Comparison of Resonance Energies of some Carbocations

Question

We were given the following carbocations and asked to compare their resonance energies.

$\ce{L-CH2+}$, where $\ce{L}$ is:

1. $\ce{NH2}$
2. $\ce{OCH3}$
3. $\ce{Ph}$
4. $\ce{F}$
5. $\ce{Cl}$
6. $\ce{NO2}$

and the order was given as:

$1 > 2 > 3 > 5 > 4 > 6$

I am clear with the other orders but I am unsure about $\ce{F}$ and $\ce{Cl}$. Why does $\ce{Cl-CH2+}$ have a higher Resonance Energy than its $\ce{F-CH2+}$ counterpart even though in resonance, $\ce{Cl}$ forms $\ce{{3p}-{2p}}\ \pi$ bonds compared to $\ce{{2p}-{2p}}$ ones in $\ce{F-CH2+}$, which are less stable due to less efficient overlapping? $\ce{F-CH2+}$ does have a higher electronegativity, but is it enough to overcome the higher stability of the $\ce{{2p}-{2p}}$ bond over the $\ce{{3p}-{2p}}$ one?

Answer 1

It is not like π bond between fluorine and carbon is very stable and that is where your line of thinking is wrong. While it is true that $\ce{{2p}-{2p}}$ π bonds are more stable in general than their $\ce{{2p}-{3p}}$ counterparts, one should not take that alone as a decisive factor.

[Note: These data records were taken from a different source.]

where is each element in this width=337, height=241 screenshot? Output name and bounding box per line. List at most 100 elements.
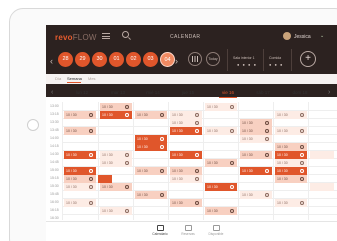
divider <box>227 49 228 71</box>
time-label: 13:15 <box>50 112 59 116</box>
time-slot[interactable]: 10 / 30 <box>240 167 272 175</box>
date-underline <box>219 97 237 98</box>
day-circle[interactable]: 02 <box>126 52 141 67</box>
time-slot[interactable]: 10 / 30 <box>64 127 96 135</box>
time-slot[interactable]: 10 / 30 <box>205 159 237 167</box>
time-slot[interactable]: 10 / 30 <box>275 127 307 135</box>
time-label: 14:15 <box>50 144 59 148</box>
time-slot[interactable]: 10 / 30 <box>240 135 272 143</box>
time-label: 15:15 <box>50 176 59 180</box>
tab-dia[interactable]: Día <box>55 76 61 81</box>
time-label: 13:45 <box>50 128 59 132</box>
tab-mes[interactable]: Mes <box>88 76 96 81</box>
nav-item-availability[interactable]: Disponible <box>204 225 228 236</box>
time-slot[interactable]: 10 / 30 <box>275 199 307 207</box>
time-slot[interactable]: 10 / 30 <box>100 159 132 167</box>
time-slot[interactable] <box>98 175 112 183</box>
grid-view-button[interactable] <box>188 52 202 66</box>
date-label-current[interactable]: vie 16 <box>211 90 245 95</box>
time-label: 16:30 <box>50 216 59 220</box>
time-slot[interactable]: 10 / 30 <box>170 167 202 175</box>
date-label[interactable]: mié 14 <box>136 90 170 95</box>
date-label[interactable]: dom 18 <box>283 90 317 95</box>
time-slot[interactable]: 10 / 30 <box>100 207 132 215</box>
nav-item-calendar[interactable]: Calendario <box>148 225 172 236</box>
time-slot[interactable]: 10 / 30 <box>240 191 272 199</box>
chevron-right-icon[interactable]: › <box>175 56 178 66</box>
time-slot[interactable]: 10 / 30 <box>205 127 237 135</box>
time-slot[interactable]: 10 / 30 <box>170 199 202 207</box>
time-slot[interactable]: 10 / 30 <box>240 127 272 135</box>
chevron-right-icon[interactable]: › <box>328 89 330 96</box>
tablet-home-button <box>27 119 39 131</box>
time-slot[interactable]: 10 / 30 <box>64 199 96 207</box>
time-slot[interactable]: 10 / 30 <box>64 151 96 159</box>
time-slot[interactable]: 10 / 30 <box>240 119 272 127</box>
day-circle-current[interactable]: 04 <box>160 52 175 67</box>
app-logo: revoFLOW <box>55 33 97 42</box>
time-slot[interactable]: 10 / 30 <box>170 175 202 183</box>
time-slot[interactable]: 10 / 30 <box>64 175 96 183</box>
time-slot[interactable]: 10 / 30 <box>100 151 132 159</box>
time-slot[interactable]: 10 / 30 <box>64 111 96 119</box>
time-slot[interactable]: 10 / 30 <box>100 111 132 119</box>
time-label: 15:30 <box>50 184 59 188</box>
user-name[interactable]: Jessica <box>294 34 311 40</box>
add-button[interactable]: + <box>300 51 316 67</box>
today-button[interactable]: Today <box>206 52 220 66</box>
time-slot[interactable]: 10 / 30 <box>205 103 237 111</box>
filter-label[interactable]: Comida <box>269 56 281 60</box>
time-slot[interactable]: 10 / 30 <box>275 159 307 167</box>
time-slot[interactable]: 10 / 30 <box>135 135 167 143</box>
time-slot[interactable]: 10 / 30 <box>275 111 307 119</box>
time-slot[interactable]: 10 / 30 <box>205 207 237 215</box>
time-slot[interactable]: 10 / 30 <box>170 111 202 119</box>
time-slot[interactable]: 10 / 30 <box>275 143 307 151</box>
bottom-nav: Calendario Reservas Disponible <box>46 221 337 241</box>
date-label[interactable]: sáb 17 <box>246 90 280 95</box>
date-label[interactable]: jue 15 <box>171 90 205 95</box>
time-slot[interactable]: 10 / 30 <box>275 151 307 159</box>
time-slot[interactable]: 10 / 30 <box>64 167 96 175</box>
time-slot[interactable]: 10 / 30 <box>135 111 167 119</box>
day-circle[interactable]: 28 <box>58 52 73 67</box>
menu-icon[interactable] <box>102 33 110 39</box>
filter-label[interactable]: Sala interior 1 <box>233 56 255 60</box>
chevron-down-icon[interactable]: ⌄ <box>320 33 324 39</box>
chevron-left-icon[interactable]: ‹ <box>51 89 53 96</box>
divider <box>263 49 264 71</box>
time-slot[interactable] <box>310 183 334 191</box>
day-circle[interactable]: 03 <box>143 52 158 67</box>
time-slot[interactable]: 10 / 30 <box>240 151 272 159</box>
search-icon[interactable] <box>122 31 129 38</box>
nav-item-reservations[interactable]: Reservas <box>176 225 200 236</box>
day-circle[interactable]: 30 <box>92 52 107 67</box>
time-label: 14:45 <box>50 160 59 164</box>
time-label: 14:00 <box>50 136 59 140</box>
day-circle[interactable]: 29 <box>75 52 90 67</box>
time-slot[interactable]: 10 / 30 <box>275 175 307 183</box>
app-screen: revoFLOW CALENDAR Jessica ⌄ ‹ 28 29 30 0… <box>46 25 337 241</box>
time-slot[interactable] <box>310 151 334 159</box>
time-slot[interactable]: 10 / 30 <box>64 183 96 191</box>
avatar[interactable] <box>283 32 291 40</box>
calendar-icon <box>156 225 164 231</box>
clock-icon <box>212 225 220 231</box>
time-slot[interactable]: 10 / 30 <box>170 127 202 135</box>
time-slot[interactable]: 10 / 30 <box>135 143 167 151</box>
time-label: 14:30 <box>50 152 59 156</box>
date-label[interactable]: lun 12 <box>65 90 99 95</box>
time-slot[interactable]: 10 / 30 <box>275 167 307 175</box>
time-slot[interactable]: 10 / 30 <box>135 191 167 199</box>
time-slot[interactable]: 10 / 30 <box>205 183 237 191</box>
date-label[interactable]: mar 13 <box>101 90 135 95</box>
week-header: ‹ lun 12 mar 13 mié 14 jue 15 vie 16 sáb… <box>46 86 337 100</box>
time-slot[interactable]: 10 / 30 <box>100 103 132 111</box>
time-slot[interactable]: 10 / 30 <box>135 167 167 175</box>
time-slot[interactable]: 10 / 30 <box>170 119 202 127</box>
chevron-left-icon[interactable]: ‹ <box>50 56 53 66</box>
day-circle[interactable]: 01 <box>109 52 124 67</box>
time-slot[interactable]: 10 / 30 <box>100 183 132 191</box>
tab-semana[interactable]: Semana <box>67 76 82 81</box>
time-slot[interactable]: 10 / 30 <box>170 151 202 159</box>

The question is comparing the electron-donating capabilities of fluorine and chlorine, and that italicised word there alone should ring a bell. Fluorine is much more electronegative than chlorine which means that a carbon bound to fluorine has a much smaller electron density which destabilises cations much more than could be offset by the overall weak π donating capacity of fluorine.

Remember that for electrophilic aromatic substitutions, halide substituents are classified as deactivating — mainly due to their $-I$ effect — and only weakly ortho/para-directing — due to the smaller $+M$ effect. This should serve to show which effect predominates and it only gets more pronounced if instead of a large aromatic system you only consider the atom directly adjacent.